Well...three years later, I realize my reaffirmation to blogging was just a fleeting thought back then...

Little would I know that 2011 would be a life-changer for me.  I lost my boyfriend Martin to a major heart attack in November of that year and a fog descended down on me that that I didn't know was there until it began to lift two years later.  There are still moments that hit, like when I'm out buying a new kitchen light to replace the one we bought together ... and I can't find the right one I know he would agree with me on, or when someone we both knew died, or something funny happens that would mean something significant to both of us...sometimes it makes me want to tell him about something that changed...and I realize he's been gone for so long that it would take me a very long time to "catch him up" on the news ... and sometimes he visits me in dreams and there is never enough time to tell him everything, but sometimes he just knows...
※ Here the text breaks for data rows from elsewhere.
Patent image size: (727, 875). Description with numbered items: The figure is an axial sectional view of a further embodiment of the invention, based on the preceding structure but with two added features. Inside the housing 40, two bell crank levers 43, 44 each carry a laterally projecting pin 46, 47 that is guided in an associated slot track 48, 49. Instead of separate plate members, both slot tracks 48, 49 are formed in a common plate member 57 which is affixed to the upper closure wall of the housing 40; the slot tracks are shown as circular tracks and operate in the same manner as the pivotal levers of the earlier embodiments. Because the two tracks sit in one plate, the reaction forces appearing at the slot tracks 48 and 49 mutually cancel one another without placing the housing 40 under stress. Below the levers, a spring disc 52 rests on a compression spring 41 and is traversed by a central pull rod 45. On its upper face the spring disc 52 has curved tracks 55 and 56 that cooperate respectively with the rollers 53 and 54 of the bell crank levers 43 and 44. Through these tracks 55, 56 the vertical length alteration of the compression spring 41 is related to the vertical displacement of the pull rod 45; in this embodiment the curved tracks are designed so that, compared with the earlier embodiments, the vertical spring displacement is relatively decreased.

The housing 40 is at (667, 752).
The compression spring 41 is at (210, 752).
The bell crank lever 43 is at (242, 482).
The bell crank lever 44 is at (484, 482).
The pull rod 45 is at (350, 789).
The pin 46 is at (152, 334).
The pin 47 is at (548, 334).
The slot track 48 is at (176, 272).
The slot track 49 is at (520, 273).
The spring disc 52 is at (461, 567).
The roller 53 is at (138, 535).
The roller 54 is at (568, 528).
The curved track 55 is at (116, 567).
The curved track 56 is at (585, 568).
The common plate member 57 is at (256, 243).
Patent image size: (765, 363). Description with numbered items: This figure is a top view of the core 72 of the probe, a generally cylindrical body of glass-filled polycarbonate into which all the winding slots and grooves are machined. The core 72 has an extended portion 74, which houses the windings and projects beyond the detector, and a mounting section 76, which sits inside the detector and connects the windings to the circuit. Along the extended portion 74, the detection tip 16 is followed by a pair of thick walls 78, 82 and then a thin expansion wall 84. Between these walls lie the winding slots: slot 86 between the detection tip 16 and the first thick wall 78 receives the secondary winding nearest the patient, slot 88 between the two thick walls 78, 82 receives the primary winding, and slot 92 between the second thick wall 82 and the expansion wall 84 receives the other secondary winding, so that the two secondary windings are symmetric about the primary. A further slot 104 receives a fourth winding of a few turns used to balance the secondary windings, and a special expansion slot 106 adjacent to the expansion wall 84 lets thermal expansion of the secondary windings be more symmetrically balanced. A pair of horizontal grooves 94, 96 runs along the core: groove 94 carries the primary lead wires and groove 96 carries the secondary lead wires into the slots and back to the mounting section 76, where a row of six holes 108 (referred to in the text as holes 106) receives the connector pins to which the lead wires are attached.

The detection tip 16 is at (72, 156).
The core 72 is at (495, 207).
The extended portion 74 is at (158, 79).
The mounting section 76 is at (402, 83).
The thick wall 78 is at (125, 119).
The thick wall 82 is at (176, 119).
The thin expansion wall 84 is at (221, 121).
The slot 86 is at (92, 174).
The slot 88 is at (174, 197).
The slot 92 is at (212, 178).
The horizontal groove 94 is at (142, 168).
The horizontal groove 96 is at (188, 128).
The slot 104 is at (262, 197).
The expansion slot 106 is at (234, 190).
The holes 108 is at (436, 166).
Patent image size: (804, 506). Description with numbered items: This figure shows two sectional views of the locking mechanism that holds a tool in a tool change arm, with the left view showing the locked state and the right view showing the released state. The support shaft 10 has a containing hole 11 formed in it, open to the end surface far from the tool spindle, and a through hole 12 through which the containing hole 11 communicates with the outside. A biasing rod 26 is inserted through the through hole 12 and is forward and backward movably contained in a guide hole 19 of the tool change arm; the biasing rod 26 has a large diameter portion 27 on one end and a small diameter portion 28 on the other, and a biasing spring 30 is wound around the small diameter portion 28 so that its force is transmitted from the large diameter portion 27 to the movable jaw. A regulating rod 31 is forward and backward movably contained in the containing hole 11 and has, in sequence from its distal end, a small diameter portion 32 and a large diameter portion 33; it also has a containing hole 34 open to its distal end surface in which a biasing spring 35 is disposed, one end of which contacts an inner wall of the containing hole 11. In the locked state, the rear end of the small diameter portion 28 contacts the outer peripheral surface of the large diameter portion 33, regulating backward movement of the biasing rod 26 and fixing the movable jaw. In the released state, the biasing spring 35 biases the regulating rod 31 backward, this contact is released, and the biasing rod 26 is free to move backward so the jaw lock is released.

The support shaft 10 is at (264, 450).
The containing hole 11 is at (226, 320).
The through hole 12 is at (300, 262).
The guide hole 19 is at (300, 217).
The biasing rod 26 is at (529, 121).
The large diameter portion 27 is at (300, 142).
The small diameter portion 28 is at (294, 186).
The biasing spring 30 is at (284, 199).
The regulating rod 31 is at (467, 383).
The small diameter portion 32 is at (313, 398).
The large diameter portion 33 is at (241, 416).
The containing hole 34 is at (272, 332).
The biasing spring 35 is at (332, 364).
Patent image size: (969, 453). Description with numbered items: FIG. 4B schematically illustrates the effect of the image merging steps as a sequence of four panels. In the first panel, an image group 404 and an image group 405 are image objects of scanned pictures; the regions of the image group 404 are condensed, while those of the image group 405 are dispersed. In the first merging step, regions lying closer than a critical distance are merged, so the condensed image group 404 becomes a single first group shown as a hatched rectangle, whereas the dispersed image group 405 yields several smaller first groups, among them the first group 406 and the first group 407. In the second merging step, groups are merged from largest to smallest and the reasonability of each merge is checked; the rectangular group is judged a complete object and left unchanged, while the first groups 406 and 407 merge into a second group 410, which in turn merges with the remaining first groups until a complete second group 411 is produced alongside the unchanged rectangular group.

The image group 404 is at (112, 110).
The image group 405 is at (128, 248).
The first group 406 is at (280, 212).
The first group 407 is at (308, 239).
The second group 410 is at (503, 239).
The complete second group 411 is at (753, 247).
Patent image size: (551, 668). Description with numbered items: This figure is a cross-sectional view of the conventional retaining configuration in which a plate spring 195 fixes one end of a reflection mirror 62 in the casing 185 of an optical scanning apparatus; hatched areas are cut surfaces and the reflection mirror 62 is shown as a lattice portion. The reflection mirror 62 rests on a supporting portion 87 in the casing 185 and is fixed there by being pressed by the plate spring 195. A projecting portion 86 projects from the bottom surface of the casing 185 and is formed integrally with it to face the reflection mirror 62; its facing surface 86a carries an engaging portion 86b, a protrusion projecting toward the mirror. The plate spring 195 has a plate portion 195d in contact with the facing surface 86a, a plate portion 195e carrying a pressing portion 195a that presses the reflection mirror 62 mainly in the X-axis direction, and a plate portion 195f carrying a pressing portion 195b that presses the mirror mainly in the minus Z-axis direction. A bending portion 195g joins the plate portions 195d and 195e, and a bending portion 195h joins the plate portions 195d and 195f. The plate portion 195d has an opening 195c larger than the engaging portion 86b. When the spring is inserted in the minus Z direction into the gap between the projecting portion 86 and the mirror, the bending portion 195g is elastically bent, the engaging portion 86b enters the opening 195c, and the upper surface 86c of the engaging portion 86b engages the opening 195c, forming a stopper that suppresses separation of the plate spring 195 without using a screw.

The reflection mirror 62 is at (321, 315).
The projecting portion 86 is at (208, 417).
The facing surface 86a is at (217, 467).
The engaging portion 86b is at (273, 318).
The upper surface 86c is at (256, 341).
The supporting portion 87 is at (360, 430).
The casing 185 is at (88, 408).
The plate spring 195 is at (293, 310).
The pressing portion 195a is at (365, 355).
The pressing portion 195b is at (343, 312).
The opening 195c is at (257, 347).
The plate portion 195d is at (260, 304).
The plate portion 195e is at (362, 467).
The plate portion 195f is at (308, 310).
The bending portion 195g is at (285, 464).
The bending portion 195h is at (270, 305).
I had a psychic tell me that he knows I'm doing what I need to in order to survive, and that when I'm ready, he'll send me someone to love...and I think he did that just about two months ago.  He sent me Tom.  Tom who is so alike Martin, but yet so opposite -- he's everything I needed from Martin, but was not in Martin's personality to be...I truly feel like Tom was sent to me to be my companion and my new best guy friend.  He loves me and my dog and my family as crazy as they are and understands me, when my voice goes up two octaves when I can't find my socks...not because I can't find them, but because I'm stressing over something different entirely.  We have had so many of the same experiences that we have said more than once "We are the same person!"

Looking back on my older posts, I seemed depressed, down all the time, struggling.  I feel much happier, lighter and different.  I have lost 80 pounds.  I am almost done with getting my MBA.  I'm doing things that make me happy.

I think its time to get back to blogging.  I have a story to tell.  My story.